Linnell credits the band’s longevity to their late-bloomer status. “We started out when we were already adults. John and I were in our 20s,” he says. “By the time we got on a major label in the ’90s, we’re both pushing 30. It wasn’t a massive adjustment for us.”

The two Johns have collaborated on 20 studio albums, and 2018’s I Like Fun is the duo’s latest record. Like most of their past albums, the two songwriters worked separately at first and then combined their efforts in the studio. “John and I are uptight to the point that we have to have a song written and finished before we bring it to the studio for real musicians and engineers to work on it,” Linnell says.

Though Linnell and Flansburgh are set in their ways when it comes to recording, that doesn’t mean their sound has stagnated. Where recent albums like 2015’s stellar Glean is more polished and dense, I Like Fun features a sparse production style.

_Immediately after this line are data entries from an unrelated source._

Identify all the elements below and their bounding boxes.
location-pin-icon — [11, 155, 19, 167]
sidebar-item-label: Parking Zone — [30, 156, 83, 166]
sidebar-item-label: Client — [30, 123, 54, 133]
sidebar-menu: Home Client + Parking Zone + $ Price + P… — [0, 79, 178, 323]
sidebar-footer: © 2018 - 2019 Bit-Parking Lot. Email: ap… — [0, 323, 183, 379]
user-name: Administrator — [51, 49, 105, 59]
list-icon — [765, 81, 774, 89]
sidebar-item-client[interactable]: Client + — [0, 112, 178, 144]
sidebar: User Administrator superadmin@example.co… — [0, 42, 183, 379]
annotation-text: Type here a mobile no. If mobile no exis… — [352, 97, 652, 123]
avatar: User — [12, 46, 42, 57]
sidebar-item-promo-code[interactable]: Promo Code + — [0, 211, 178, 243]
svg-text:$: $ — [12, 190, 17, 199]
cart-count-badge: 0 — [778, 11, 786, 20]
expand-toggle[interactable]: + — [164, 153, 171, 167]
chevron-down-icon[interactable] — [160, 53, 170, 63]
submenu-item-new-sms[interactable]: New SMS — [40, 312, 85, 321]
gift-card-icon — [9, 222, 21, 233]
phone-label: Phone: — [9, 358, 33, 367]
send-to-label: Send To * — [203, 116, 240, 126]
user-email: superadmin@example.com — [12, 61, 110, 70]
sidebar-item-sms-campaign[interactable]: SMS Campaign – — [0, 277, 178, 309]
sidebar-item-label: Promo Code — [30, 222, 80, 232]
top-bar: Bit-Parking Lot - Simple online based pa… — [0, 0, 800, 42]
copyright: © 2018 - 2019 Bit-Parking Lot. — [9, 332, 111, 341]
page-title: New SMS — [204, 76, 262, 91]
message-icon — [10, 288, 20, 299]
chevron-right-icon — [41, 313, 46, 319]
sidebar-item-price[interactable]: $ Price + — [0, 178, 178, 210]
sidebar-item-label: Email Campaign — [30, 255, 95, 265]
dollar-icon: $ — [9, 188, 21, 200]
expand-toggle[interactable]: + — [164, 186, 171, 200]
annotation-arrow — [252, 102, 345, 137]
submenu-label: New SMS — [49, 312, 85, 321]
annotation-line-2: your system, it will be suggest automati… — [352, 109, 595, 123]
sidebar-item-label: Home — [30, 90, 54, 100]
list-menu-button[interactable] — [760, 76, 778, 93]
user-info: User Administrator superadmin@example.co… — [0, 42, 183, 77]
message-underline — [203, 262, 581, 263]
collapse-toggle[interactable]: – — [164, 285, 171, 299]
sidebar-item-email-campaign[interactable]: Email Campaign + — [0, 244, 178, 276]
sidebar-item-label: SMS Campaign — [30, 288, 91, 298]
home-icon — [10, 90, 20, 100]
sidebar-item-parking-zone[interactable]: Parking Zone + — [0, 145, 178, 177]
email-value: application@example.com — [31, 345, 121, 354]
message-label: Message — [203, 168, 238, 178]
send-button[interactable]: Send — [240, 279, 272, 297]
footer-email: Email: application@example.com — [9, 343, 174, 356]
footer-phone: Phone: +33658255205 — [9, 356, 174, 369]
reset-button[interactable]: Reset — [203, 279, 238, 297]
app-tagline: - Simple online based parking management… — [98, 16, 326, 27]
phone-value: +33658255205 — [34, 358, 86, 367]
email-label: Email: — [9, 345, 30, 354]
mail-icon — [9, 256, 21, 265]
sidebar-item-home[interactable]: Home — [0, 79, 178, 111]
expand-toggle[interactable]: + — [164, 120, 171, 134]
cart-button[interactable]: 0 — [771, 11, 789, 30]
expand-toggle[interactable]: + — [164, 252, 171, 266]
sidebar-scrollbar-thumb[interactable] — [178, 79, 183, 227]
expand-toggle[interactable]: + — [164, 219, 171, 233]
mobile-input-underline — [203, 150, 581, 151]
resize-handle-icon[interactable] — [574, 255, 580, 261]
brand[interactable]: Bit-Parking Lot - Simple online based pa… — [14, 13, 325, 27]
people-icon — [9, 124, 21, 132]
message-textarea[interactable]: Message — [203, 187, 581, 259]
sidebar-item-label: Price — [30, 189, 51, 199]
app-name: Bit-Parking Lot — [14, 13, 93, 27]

“We’re always going back and forth between the discipline of stripping it down and the pleasure of piling it on,” Linnell says of the duo’s approach to recording. “We just love to overproduce and lard everything up, but we also love the sound of something stripped down to its essential elements.”

The specter of death hangs over many of the songs on I Like Fun, although Flansburgh and Linnell find interesting ways to tackle the subject. For example, Linnell drew inspiration for the track “I Left My Body” from an old cinema trope.

“There’s this movie with David Niven where he dies in a plane crash and goes to this enormous, bureaucratic, Kafka-esque heaven where people are going up and down escalators,” Linnell says. “I love this trope that you have to go to talk to somebody behind a desk and go through all this red tape for a second chance.”

That fixation on the absurdity of existence (and that even in death you can’t escape paperwork) is a running thread through the band’s long body of work. And it’s a discography that’s branched off into many strange tangents: In addition to recording “normal” They Might Be Giants records, the band have also recorded a series of children’s albums, written jingles for Dunkin Donuts, composed songs for films and television shows, and written a slew of songs for their Dial-A-Song service (which they’re bringing back this year).

Thanks to the diminished influence of record labels and radio, modern bands have had to turn to licensing songs for commercials and scoring music for other media to make up for lost album sale revenue. This is a hustle that They Might Be Giants pioneered long before it became a necessity for so many other groups.

When asked how he thinks the band would have fared if they had started out in today’s musical world, Linnell is sanguine.

“People who are motivated can work extremely cheaply,” he says. “If we started out today, we might not be commercially successful, but we’d be able to keep going because of all the resources that exist now.”

What continues to motivate Linnell and Flansburgh in 2018 is the same impulse that drove them to work together in 1982: the work itself.

“We started off wanting to to explore these musical ideas, and we were going to do it whether anybody else was listening or not,” Linnell says. “And I think if people had stopped paying attention, we would have kept on doing it, as crazy as that sounds.”

They Might Be Giants will be performing on Tuesday, February 27, at The Marquee Theatre in Tempe. Tickets are $25 to $55 via Lucky Man.